Microsoft lays out its path to useful quantum computing
Its platform needs error correction that works with different hardware.

On Thursday, Microsoft's Azure Quantum group announced that it has settled on a plan for getting error correction on quantum computers. While the company pursues its own hardware efforts, the Azure team is a platform provider that currently gives access to several distinct types of hardware qubits. So it has chosen a scheme that is suitable for several different quantum computing technologies (notably excluding its own). The company estimates that the system it has settled on can take hardware qubits with an error rate of about 1 in 1,000 and use them to build logical qubits where errors are instead 1 in 1 million.
While it's describing the scheme in terms of mathematical proofs and simulations, it hasn't shown that it works using actual hardware yet. But one of its partners, Atom Computing, is accompanying the announcement with a description of how its machine is capable of performing all the operations that will be needed.
Arbitrary connections
There are similarities and differences between what the company is talking about today and IBM's recent update of its roadmap, which described another path to error-resistant quantum computing.
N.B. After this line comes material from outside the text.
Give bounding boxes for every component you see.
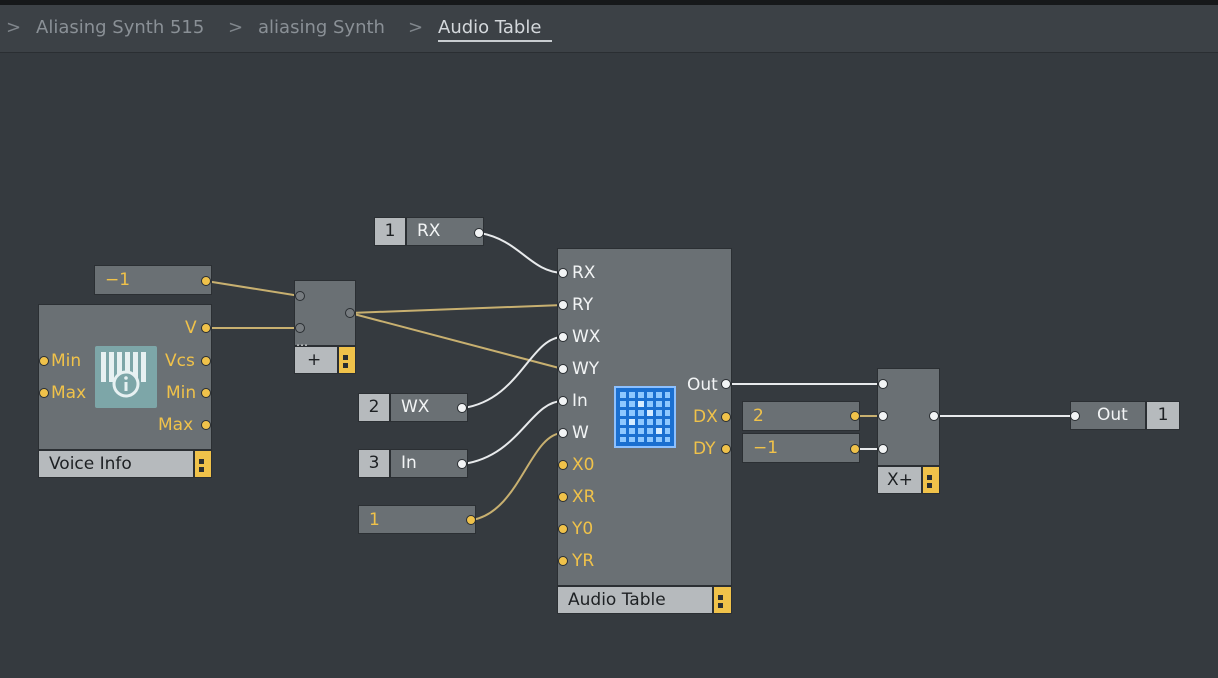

In IBM's case, it makes both the software stack that will perform the error correction and the hardware needed to implement it. It uses chip-based hardware, with the connections among qubits mediated by wiring that's laid out when the chip is fabricated. Since error correction schemes require a very specific layout of connections among qubits, once IBM decides on a quantum error correction scheme, it can design chips with the wiring needed to implement that scheme.